Berikutnya, eksplorasi medium dan teknik yang
kemudian memperkaya bahasa visual karya patungnya. Dan terakhir adalah karakter personalnya yang pekerja keras dan
kebulatan tekad untuk mem-Fakta-kan pilihannya dengan konsisten menciptakan
karya seni patung.
Sebagai pribadi Jhoni memang terkenal dengan karakter personalnya
yang keras, tegas dan terkadang terkesan tidak terbantahkan. Tapi apakah
sedemikian faktanya?. Mengacu pada awal tulisan ini tentang Kekuatan-Mental, asumsi
tentang karakter personal individu tersebut dapat dikatakan sebagai fenomena-permukaan, yang ketika
“dijelajahi” lebih dalam akan sama sekali berbeda. Secara umum, Individu yang
memiliki “kesadaran-aktif” (active consciousness) dengan tuntutan
“kesiapan-diri” (langsung maupun tidak langsung) akan memberikan tuntutan pada
dirinya dan individu lainnya untuk siap dikritisi dan mengkiritisi, filter-dirinya
bersifat argumentatif. Sedangkan transformasi karakter personal yang tegas akan
menggambarkan spirit dirinya yang pekerja keras untuk meretas berbagai persoalan
hidup, baik permasalahan pribadi maupun persoalan yang menyangkut kekaryaan. Begitulah
Jhoni yang saya kenal. Terlepas dari subyektivitas personal saya ada baiknya
audiens menyimak uraian tentang Jhoni Waldi di bawah ini.
Jhoni Waldi : Si Pekerja Keras di Mata
Para Sahabatnya
Jhoni dapat dikatakan sebagai salah seorang sosok pematung yang konsisten,
secara formal dia telah mempelajari seni patung semenjak menempuh pendidikan di
Sekolah Menengah Seni Rupa (SMSR) Padang, Sumatera Barat. Selepas dari SMSR
(1993), dia melanjutkan dan menyelesaikan pendidikan Strata 1 Seni Patung di
Institute Seni Indonesia (ISI) Yogyakarta. Dan hingga saat ini dia tetap fokus
pada seni patung, karena dia meyakini seni patung adalah; medium seni yang dapat menampung seluruh ide dan gagasannya. Dari
titik ini saya melihat pilihan Jhoni tersebut tampak sebagai “satuan-aktual”,
cerminan dari kematangan diri pribadinya, ataupun bentuk kesadaran-diri-aktif
yang memahami konsekuensi - konsekuensi logis setelahnya.

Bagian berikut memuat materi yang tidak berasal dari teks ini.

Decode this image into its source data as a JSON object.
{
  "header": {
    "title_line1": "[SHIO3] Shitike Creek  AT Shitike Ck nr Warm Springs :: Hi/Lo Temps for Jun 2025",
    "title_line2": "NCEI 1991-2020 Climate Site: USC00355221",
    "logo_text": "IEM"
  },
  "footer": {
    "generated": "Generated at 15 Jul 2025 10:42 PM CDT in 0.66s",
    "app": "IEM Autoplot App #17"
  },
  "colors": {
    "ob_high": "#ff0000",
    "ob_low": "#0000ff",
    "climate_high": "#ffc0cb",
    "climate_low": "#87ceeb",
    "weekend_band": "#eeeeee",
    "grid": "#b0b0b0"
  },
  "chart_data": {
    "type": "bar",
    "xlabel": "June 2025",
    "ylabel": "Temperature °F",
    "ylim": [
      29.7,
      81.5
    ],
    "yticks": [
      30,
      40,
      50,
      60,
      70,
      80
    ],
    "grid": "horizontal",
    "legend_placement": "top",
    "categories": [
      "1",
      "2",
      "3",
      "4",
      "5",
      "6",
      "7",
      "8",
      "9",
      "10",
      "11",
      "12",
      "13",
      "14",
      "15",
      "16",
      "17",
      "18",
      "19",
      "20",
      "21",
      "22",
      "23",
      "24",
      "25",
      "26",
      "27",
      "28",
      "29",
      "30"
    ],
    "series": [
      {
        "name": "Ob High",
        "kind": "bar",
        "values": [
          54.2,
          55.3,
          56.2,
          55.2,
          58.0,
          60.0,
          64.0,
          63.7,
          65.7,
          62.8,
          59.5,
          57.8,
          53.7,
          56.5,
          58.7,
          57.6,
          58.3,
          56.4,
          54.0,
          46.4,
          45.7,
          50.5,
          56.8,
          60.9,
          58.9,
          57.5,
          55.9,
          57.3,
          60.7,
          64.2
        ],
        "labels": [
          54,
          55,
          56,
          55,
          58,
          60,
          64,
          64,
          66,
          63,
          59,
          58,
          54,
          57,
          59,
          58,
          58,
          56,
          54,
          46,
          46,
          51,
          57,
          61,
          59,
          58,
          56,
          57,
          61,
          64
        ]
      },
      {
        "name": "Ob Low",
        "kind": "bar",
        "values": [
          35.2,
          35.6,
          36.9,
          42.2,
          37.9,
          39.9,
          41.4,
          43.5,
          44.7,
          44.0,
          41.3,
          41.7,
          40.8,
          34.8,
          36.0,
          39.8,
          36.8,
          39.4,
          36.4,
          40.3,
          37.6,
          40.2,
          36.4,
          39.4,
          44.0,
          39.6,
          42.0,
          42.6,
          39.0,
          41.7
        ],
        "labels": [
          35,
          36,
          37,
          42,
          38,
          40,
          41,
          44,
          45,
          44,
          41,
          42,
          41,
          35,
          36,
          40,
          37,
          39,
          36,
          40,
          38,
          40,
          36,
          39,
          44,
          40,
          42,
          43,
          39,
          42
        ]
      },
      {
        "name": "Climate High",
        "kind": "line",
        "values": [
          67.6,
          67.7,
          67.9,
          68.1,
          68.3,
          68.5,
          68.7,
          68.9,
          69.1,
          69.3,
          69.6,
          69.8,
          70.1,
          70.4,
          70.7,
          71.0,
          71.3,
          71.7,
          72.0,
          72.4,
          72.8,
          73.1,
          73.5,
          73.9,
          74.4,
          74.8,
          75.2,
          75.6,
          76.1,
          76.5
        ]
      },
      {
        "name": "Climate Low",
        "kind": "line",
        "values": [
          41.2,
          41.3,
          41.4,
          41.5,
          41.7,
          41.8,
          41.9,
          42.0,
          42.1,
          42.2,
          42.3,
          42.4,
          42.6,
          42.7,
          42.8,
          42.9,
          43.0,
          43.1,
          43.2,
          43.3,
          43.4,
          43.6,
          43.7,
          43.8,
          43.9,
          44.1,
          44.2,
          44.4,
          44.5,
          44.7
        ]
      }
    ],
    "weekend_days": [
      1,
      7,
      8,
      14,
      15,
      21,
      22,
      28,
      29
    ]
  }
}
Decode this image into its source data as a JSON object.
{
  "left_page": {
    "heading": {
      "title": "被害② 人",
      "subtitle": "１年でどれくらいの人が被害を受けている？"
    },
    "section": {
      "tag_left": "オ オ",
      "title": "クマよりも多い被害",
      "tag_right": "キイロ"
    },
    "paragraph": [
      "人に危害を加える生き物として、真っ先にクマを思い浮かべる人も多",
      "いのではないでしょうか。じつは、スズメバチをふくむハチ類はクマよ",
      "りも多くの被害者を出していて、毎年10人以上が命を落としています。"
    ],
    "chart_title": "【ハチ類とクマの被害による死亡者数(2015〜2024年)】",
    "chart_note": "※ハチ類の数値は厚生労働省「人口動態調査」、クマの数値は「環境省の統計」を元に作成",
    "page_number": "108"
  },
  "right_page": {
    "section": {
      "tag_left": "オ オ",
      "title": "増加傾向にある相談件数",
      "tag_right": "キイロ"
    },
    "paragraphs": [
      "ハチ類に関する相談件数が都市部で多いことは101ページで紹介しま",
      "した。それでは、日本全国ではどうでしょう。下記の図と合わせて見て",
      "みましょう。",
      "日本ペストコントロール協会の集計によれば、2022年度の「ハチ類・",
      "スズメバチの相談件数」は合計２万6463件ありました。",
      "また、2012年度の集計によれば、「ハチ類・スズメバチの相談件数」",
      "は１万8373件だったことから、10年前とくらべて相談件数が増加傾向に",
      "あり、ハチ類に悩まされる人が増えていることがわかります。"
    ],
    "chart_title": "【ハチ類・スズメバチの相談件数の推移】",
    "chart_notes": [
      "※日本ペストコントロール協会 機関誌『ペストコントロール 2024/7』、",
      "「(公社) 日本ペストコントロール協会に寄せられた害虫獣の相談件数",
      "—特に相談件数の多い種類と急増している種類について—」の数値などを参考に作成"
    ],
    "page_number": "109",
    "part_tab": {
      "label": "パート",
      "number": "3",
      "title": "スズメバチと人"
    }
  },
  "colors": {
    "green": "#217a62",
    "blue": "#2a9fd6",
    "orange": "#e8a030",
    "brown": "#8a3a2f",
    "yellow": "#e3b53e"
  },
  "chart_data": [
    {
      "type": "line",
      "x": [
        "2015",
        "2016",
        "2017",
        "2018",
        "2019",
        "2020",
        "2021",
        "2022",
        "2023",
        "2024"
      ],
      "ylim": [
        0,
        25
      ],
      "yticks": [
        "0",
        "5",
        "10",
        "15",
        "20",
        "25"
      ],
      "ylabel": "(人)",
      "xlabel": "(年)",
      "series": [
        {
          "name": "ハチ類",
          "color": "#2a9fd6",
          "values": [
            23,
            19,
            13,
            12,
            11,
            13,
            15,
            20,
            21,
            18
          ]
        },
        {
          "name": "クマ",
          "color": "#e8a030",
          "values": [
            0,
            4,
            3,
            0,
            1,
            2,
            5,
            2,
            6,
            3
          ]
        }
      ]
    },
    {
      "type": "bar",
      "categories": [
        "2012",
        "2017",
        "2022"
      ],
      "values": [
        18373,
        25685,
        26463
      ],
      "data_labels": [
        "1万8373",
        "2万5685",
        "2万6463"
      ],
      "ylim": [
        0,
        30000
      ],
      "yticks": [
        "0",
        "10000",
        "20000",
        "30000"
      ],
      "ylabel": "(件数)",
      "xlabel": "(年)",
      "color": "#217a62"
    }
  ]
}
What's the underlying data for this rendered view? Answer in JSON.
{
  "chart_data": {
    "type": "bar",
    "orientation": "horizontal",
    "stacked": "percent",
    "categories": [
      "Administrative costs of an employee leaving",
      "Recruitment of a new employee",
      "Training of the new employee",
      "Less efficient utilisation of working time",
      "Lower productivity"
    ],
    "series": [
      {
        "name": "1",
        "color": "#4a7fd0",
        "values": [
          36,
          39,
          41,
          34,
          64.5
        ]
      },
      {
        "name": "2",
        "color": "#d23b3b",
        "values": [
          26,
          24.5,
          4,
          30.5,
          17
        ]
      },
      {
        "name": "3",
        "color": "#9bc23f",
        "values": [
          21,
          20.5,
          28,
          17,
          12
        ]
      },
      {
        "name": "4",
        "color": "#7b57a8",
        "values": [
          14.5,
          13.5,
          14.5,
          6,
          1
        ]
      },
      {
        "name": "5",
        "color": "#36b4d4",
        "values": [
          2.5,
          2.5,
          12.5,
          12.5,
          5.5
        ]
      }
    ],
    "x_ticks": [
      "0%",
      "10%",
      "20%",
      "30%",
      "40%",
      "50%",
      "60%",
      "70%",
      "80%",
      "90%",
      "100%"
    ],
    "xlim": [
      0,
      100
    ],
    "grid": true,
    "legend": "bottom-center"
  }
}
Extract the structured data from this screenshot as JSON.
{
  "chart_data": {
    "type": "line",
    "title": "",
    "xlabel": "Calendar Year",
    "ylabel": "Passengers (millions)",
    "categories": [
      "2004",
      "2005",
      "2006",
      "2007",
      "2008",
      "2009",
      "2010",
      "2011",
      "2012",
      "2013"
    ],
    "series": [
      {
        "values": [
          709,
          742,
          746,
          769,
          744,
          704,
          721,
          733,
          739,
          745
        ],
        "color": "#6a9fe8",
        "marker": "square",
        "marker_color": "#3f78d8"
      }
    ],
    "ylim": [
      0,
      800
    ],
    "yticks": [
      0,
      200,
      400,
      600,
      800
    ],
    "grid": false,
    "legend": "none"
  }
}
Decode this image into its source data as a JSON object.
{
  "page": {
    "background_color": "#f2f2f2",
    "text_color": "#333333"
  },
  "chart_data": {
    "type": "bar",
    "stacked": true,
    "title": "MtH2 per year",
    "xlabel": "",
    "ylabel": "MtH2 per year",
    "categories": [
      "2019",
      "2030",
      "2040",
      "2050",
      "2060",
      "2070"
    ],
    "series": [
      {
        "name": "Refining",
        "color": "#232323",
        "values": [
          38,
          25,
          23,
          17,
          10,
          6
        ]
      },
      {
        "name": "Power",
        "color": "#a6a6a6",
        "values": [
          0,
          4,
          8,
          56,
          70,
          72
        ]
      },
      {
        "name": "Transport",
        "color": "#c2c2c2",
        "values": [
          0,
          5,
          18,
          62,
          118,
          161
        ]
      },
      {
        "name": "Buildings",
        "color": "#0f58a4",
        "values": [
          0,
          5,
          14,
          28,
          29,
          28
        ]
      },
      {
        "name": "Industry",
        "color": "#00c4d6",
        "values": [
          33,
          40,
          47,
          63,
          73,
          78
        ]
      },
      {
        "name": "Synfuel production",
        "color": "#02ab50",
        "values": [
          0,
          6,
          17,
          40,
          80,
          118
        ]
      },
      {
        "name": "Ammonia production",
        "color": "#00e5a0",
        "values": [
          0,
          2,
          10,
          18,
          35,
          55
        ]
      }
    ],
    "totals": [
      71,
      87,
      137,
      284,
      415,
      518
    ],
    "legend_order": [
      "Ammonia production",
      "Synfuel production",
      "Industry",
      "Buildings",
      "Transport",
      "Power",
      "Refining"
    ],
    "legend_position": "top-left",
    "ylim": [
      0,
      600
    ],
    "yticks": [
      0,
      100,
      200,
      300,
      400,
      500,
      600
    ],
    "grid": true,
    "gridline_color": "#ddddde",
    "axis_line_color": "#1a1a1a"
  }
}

Terlepas dari paragraf sebelumnya, tentu yang menarik adalah gambaran
tentang Jhoni Waldi dari para sahabat yang telah mengenalnya dikurun waktu yang
panjang. Berikut petikkan wawancara penulis dengan Abdi Setiawan, Seniman
Patung salah seorang sahabatnya;
Penulis : Melalui
cerita – cerita Jhoni anda adalah sahabat yang seringkali menjadi “tempat” baginya
untuk berbagi banyak hal. Bagaimana selama ini anda melihat Jhoni sebagai
seorang Pematung?
Abdi S : Menurut saya sebagai pematung, Jhoni
merupakan seorang pekerja keras. Pernah suatu waktu saya memintanya untuk
membuat “global-model” dari kayu jati (glondongan), kerjanya cepat dan tidak
membutuhkan lama dalam melakukannya. Hal itu persis ketika saya bertandang ke
studionya dan ketika itu saya juga melihat dia membuat “global-model”. Saya
akui spirit kerjanya kuat, tapi hal tersebut bisa “menjebaknya” karena menurut
saya kadang – kadang dalam membuat karya patung kita harus “menghentikannya”, bagaimana
memujudkan gagasan melalui visual karya yang terkesan belum “jadi”. Mungkin itu
yang membedakan kami!.
Penulis : Apakah hal
tersebut juga anda lihat sewaktu masih sama – sama kuliah (di Institute Seni
Indonesia) dulu?
Abdi S : Bagaimana ya..? setahu saya Jhoni termasuk
rajin dalam menciptakan karya patung semenjak awal – awal kuliah. Sedangkan
saya,,ha.ha..ha… Spiritnya mungkin iya! Namun sekarang ini, kalau boleh saya
mengatakan Jhoni sebaiknya menantang dirinya lebih keras, mungkin saja “keluar”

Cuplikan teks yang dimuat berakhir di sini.